LA PUERTA PERVERTIDA
La puerta de la casa número 26, ubicada en la calle almirante Grau, estaba abierta de par en par. Era una evidente invitación a pasar adelante, a entrar sin ninguna duda, como si se tratara de un desbordante festejo, de una opípara cena o de una celebración por cualquier cosa, buena o mala, en el Iquitos de antes, en esa ciudad de provincia del año 1952. Pero lo grave de esa puerta sin cerrar, era la hora. Era la una y un minuto de la madrugada. El hecho no era normal. Los amigos de lo ajeno habían ejecutado una mudanza de ley del hampa.
Eso lo pensó el guardia Mario Basto que en ese entonces realizaba su sacrificada ronda nocturna, ocupación que era indispensable en vista de la sagacidad de los forajidos. El uniformado, como era normal en esos casos de emergencia, en esos episodios peligrosos, extrajo su pistola de reglamento y avanzó con decididos pasos hacia esa puerta. Hubiera preferido encontrarse con algún malandro en acción, con otro avezado delincuente que operaba por el mercado de Belén. Pero no había nadie. No pasaba nada.

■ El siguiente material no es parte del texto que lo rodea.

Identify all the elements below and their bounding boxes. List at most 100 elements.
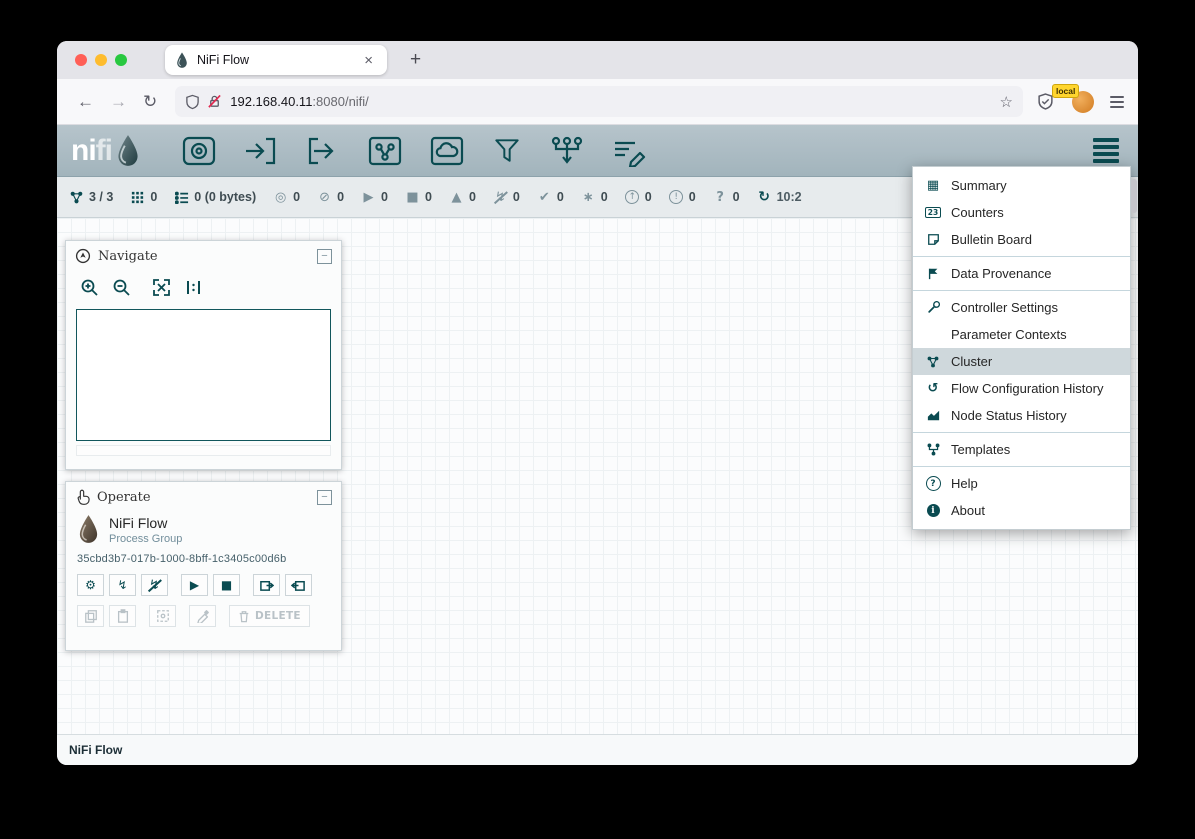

La puerta estaba abierta, simplemente. Abierta de par en par como invitando a los cacos a efectuar una limpieza absoluta. Pero nada. Las cosas de la casa estaban en su lugar. Todo andaba en orden y ni siquiera se había perdido una aguja. Era más allá de la una de la madrugada y los moradores dormían a pierna suelta. Si los bandoleros hubieran sabido de esa ganga la cosa hubiera sido diferente. En las pesquisas que hizo luego el servidor del orden sobre esa puerta, arribó a la conclusión de que el propietario, Daniel Ríos Marín, se había olvidado de cerrarla y se fue a dormir.
En los brazos del regalado sueño se quedó hasta el arribo del pobre guardia que se desvelaba para velar por la seguridad ajena. En el código de entonces nadie podía ser castigado por semejante olvido, descuido o hasta pereza. De manera que Mario Basto nada pudo hacer para castigar a ese dueño que invitaba a los cacos a que dejaran de escalas, de ganzúas, de patas de cabra y otras modalidades para entrar a los domicilios.
La puerta abierta, y a cualquier hora en Iquitos, es ahora un imposible. El universo del hampa ha crecido más que lo hospitalario de antes. En el presente, son cuentos esos relajos del pan en la ventana que nadie agarraba, de la puerta abierta que nadie aprovechaba. La urbe ha progresado en otras cosas. Pero ha perdido esa inocencia cívica de confiar en los demás, de creer en la bondad ajena. De suscribir que la delincuencia era esporádica, pintoresca, folclórica. No auspiciamos la nostalgia del pasado, el regreso al ayer. Constatamos el deterioro en las relaciones humanas en una ciudad que se precia de su calidez, su franqueza, su buen carácter.
La puerta de ahora refleja el miedo a la mudanza nocturna, al asalto madrugador. El candado de hace poco, recurso extremo de la seguridad casera, no basta. Se requiere de otros implementos, de barras de hierro, de refuerzos, de seguros, de impedimentos variados, para que los avezados delincuentes no hagan la limpieza. Es posible que dentro de poco, si la inseguridad ciudadana sigue avanzando como un bólido, la puerta ni siquiera se abra.